Por eso, entendemos las menciones a Hemingway y Camus. De este último edifica una tétrica y maravillosa especulación sobre las causas de su muerte. Además, Styron reflexiona sobre la posibilidad del suicidio que corroe a la gran mayoría de depresivos. A este gigante de las letras no le interesó entregarnos la Memoria Total, menos la Memoria Mastodonte. En este sentido, barajamos sospechas razonables que justifiquen la aparente “pequeñez” de la publicación, quedándonos con la siguiente: entregar un libro que no solo pueda ser leído por el lector entrenado, sino que su lectura llegue a ser útil para el depresivo y para todo aquel interesado en el asunto de la depresión. Dicho hasta aquí, podría pensarse en que nos hallamos ante un libro de autoayuda. Así es, pero uno (¡subraya!) al revés.

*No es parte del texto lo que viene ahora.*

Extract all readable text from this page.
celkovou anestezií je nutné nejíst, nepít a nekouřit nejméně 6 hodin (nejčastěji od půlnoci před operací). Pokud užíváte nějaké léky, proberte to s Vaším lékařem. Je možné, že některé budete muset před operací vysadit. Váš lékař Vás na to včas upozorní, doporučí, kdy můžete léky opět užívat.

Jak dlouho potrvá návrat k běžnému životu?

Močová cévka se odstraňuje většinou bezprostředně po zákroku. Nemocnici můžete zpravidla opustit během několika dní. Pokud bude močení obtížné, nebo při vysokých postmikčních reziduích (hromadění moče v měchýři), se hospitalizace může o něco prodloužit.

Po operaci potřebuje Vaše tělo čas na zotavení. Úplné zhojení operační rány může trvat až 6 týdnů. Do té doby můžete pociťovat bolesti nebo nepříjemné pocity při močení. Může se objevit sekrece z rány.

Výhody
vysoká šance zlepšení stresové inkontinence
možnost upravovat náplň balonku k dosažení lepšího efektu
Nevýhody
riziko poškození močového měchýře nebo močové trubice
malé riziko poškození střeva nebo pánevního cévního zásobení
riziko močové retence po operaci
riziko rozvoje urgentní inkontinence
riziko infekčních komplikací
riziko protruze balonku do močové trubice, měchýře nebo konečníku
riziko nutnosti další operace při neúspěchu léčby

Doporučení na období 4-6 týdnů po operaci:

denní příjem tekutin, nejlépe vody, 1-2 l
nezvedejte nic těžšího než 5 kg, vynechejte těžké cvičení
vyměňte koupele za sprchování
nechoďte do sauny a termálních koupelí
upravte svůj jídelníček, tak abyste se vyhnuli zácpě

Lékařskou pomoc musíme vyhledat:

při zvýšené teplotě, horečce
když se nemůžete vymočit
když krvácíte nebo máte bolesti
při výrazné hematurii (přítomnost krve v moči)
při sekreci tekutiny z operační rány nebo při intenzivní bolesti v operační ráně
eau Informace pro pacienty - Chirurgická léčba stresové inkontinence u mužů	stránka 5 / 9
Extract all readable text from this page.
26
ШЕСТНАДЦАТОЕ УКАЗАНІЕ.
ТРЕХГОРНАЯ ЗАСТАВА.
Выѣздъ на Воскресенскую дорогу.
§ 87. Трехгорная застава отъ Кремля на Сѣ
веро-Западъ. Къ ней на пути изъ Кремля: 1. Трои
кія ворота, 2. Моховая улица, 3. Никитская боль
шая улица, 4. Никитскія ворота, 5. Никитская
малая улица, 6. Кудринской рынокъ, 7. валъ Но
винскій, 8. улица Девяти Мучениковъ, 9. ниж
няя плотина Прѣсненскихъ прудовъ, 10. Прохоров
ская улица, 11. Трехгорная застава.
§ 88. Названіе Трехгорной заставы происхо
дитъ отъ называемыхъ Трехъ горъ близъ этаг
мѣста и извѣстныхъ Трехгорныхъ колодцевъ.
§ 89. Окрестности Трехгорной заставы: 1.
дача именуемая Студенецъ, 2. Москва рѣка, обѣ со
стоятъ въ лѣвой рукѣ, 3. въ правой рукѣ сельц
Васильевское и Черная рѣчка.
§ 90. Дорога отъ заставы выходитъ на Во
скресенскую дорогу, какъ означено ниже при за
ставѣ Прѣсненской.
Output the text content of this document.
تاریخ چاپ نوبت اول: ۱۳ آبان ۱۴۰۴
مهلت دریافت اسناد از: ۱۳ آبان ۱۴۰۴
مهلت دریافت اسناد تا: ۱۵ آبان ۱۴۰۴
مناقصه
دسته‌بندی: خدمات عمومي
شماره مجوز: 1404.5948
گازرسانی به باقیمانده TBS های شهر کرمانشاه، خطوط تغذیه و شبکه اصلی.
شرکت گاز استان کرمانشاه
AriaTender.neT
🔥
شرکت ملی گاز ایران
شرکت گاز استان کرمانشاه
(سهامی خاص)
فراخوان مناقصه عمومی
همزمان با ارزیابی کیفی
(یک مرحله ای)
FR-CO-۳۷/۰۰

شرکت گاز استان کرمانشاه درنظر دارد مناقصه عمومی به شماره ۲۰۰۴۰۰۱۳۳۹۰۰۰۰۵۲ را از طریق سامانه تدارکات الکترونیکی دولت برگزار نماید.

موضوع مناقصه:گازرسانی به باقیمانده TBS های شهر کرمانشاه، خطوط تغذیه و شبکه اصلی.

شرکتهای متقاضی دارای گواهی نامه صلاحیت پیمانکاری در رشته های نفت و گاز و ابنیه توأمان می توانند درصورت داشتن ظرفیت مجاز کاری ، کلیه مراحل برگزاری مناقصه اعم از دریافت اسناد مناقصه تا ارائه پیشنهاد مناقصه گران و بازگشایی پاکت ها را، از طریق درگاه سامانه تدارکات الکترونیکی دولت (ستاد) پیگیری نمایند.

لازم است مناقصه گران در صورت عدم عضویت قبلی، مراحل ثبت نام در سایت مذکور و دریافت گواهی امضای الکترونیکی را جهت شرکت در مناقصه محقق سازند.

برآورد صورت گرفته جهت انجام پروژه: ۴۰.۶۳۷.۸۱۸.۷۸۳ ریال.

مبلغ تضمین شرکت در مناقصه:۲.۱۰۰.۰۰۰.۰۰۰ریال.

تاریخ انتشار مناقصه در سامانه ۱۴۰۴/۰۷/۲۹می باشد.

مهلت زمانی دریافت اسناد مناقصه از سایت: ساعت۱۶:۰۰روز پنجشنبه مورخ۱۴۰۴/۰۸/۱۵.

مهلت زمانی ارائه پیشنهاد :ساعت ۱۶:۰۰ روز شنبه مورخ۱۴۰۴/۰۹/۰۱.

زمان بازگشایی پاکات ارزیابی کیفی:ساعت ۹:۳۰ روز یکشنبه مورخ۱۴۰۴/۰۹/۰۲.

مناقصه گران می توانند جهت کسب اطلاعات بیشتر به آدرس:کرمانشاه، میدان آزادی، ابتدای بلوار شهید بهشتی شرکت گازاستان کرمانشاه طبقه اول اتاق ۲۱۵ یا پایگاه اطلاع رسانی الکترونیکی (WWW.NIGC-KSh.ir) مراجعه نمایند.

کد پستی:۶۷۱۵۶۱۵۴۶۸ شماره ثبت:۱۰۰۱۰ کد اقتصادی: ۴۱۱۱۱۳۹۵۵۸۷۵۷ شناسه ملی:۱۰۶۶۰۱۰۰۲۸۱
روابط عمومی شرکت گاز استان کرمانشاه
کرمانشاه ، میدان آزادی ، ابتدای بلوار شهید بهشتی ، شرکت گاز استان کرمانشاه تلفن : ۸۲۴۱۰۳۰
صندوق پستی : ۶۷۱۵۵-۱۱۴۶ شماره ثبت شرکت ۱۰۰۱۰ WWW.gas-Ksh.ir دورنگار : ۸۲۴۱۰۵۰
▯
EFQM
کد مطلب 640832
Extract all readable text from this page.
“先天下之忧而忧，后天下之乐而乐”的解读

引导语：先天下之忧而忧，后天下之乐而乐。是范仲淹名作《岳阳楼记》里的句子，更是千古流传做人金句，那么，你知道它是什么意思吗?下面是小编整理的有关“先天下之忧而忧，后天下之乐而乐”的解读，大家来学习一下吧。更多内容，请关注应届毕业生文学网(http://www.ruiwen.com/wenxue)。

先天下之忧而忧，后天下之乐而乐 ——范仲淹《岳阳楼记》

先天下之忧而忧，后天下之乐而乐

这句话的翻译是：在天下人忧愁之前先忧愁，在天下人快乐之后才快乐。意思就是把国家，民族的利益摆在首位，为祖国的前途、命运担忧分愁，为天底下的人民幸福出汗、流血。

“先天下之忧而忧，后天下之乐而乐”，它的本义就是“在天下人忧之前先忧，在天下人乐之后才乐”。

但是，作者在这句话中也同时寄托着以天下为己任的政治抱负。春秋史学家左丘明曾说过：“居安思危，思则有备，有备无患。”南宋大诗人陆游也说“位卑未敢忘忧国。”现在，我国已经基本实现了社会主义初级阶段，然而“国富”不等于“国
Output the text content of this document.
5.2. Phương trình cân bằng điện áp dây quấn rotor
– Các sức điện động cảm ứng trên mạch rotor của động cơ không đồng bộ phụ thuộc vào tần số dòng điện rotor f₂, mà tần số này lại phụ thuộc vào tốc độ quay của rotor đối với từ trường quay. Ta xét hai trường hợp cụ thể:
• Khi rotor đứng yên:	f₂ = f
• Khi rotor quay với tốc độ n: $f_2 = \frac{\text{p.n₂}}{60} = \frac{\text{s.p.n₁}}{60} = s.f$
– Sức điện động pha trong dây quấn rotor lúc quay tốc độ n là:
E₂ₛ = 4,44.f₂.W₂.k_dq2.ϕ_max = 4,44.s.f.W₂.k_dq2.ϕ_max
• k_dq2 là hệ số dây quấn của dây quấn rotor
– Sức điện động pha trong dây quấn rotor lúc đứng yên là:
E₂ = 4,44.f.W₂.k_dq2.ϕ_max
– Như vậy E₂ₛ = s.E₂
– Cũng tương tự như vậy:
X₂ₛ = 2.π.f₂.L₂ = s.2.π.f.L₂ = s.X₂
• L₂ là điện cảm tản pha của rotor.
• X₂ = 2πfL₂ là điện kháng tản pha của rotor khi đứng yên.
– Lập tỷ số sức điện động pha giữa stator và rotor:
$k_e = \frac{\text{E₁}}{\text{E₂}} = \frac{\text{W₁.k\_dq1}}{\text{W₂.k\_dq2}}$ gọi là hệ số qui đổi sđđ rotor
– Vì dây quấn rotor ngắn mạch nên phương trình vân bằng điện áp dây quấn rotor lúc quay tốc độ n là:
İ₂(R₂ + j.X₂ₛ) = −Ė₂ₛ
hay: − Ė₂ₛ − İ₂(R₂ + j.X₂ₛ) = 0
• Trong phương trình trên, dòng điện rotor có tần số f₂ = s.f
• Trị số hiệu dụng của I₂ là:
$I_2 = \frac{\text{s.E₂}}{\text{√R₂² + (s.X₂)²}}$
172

Cada línea, cada párrafo, no son conjuntos de palabras al aire. Exhiben un peso verbal designado como tal por el filtro de la densidad. Es decir, esta máquina de narrar encapsuló el fuego de su poética: el discurso del tormento emocional. Esta carga en la prosa y la exhibición del concepto personal sobre esta enfermedad, dinamitan cualquier amenaza de Happy End. Hay pues un Happy End, pero a este se llega pasando previamente por el peaje del destrozo emocional y la exposición de la vergüenza (a saber, las líneas sobre las consecuencias físicas (sexuales) por el consumo de determinado antidepresivo).
El pequeño cuaderno
En un fragmento, Styron cuenta sobre la existencia de un pequeño cuaderno de apuntes. Este cuadernito (metáfora de lo “muchos” que llevó) no calza con la memoria al vuelo, ni el diario selectivo, menos con el aforismo, ni hablar con el ensayo. La mención de la existencia de este cuaderno no es gratuita: la bitácora del día a día, en donde se registra desde la información más sesuda hasta la impresión más personal. Es decir, la vida tal cual, sin adorno alguno en el estilo, ajeno a la depuración del pensamiento oportunista. Nada más lejos de la inmortalidad que la existencia de ese cuaderno que no guarda relación alguna con las impresiones presupuestadas en las que se estrellan no pocas publicaciones de carácter testimonial/confesional.